As such, the film makes almost too much sense. “Joan will do anything,” her manager Larry Thompson observes. And again, “Joan will turn nothing down,” says her personal assistant of 15 years. Ricki Stern and Annie Sundberg’s documentary, filmed over a year, makes that case plainly, following Rivers from psychobabble radio interview to podunk club (“Thirty-four years in the fucking business, and this is where you end up,” she tells her audience, holding up a chair that’s been taped together) to Celebrity Apprentice (with a mercifully brief allusion to the scrap with Annie Duke). It’s no secret that Rivers works for money (“I enjoy my creature comforts and I know I have to work for them,” she says, “I don’t want to live carefully”). But, she says, she also works for “the art.”

To that end, she reveals that she writes down and alphabetizes all her jokes on file cards (“I prepare like a crazy lady: everywhere you look, there are jokes”), she rehearses the play based on her life, Joan Rivers: A Work in Progress By a Life in Progress, a title and concept that redouble the film’s. She plays herself, refining the timing and the language with the help of director Sean Foley. The play makes it to London before she closes it, unwilling to take it to New York, where she anticipates mean reviews. “My acting is my one sacred thing in my life, and I won’t have anyone hurt me with that,” she explains. “It’s over. No one will ever take me seriously as an actress.”

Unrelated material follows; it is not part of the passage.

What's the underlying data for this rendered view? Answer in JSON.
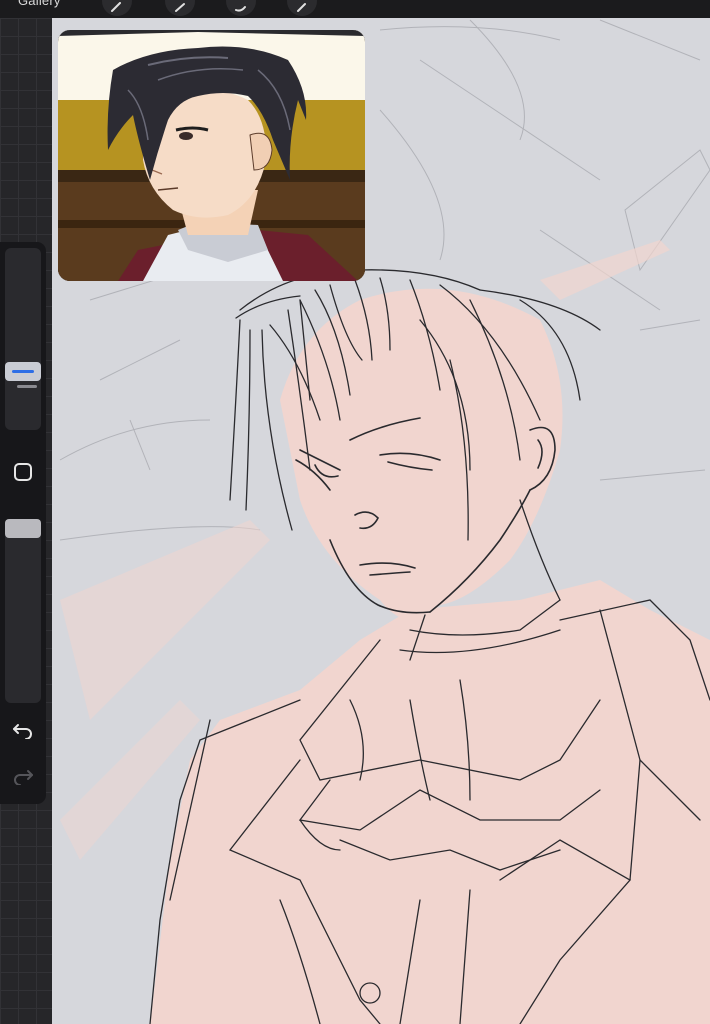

Rivers’ passion here, and her distinction between categories of performances (“My career is an actress’s career and I play a comedian”), might indicate genuine belief. Or maybe it’s support for Melissa’s assessment, that her mom is ever “self-conscious,” performing to survive. Joan’s apparent frankness, after all, is part of her well-known “style,” her willingness to speak bluntly, to outrage and provoke. As Kathy Griffin puts it, “There’s a handful of women in modern history that have done this.” When Rivers started, the film recounts, she told jokes she wasn’t even allowed to say on TV, substituting “appendectomies” for “abortions.” “This is exactly what you should be talking about,” she insists, “The anger fuels the comedy.”

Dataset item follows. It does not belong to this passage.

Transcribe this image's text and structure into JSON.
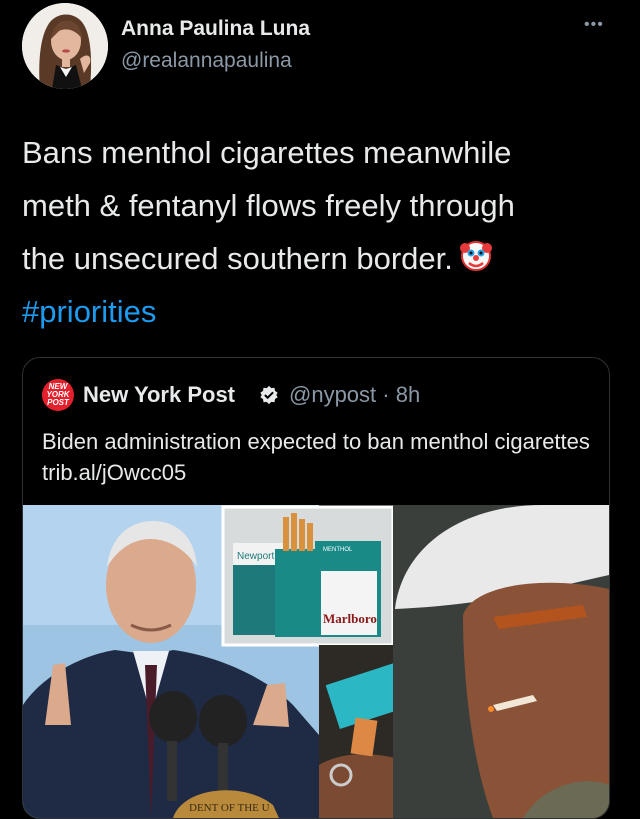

Rivers performs her anger assiduously. “She hears the clock ticking ever minute of every day,” Larry says. It’s likely that you know this already. But A Piece of Work is not about revelation or exposé. It is, instead, about Rivers’ business. That business is noisy, repetitive, and, as she says, “cruel.” Still, she maintains, “I don’t want to retire.” Being out of business would only be worse.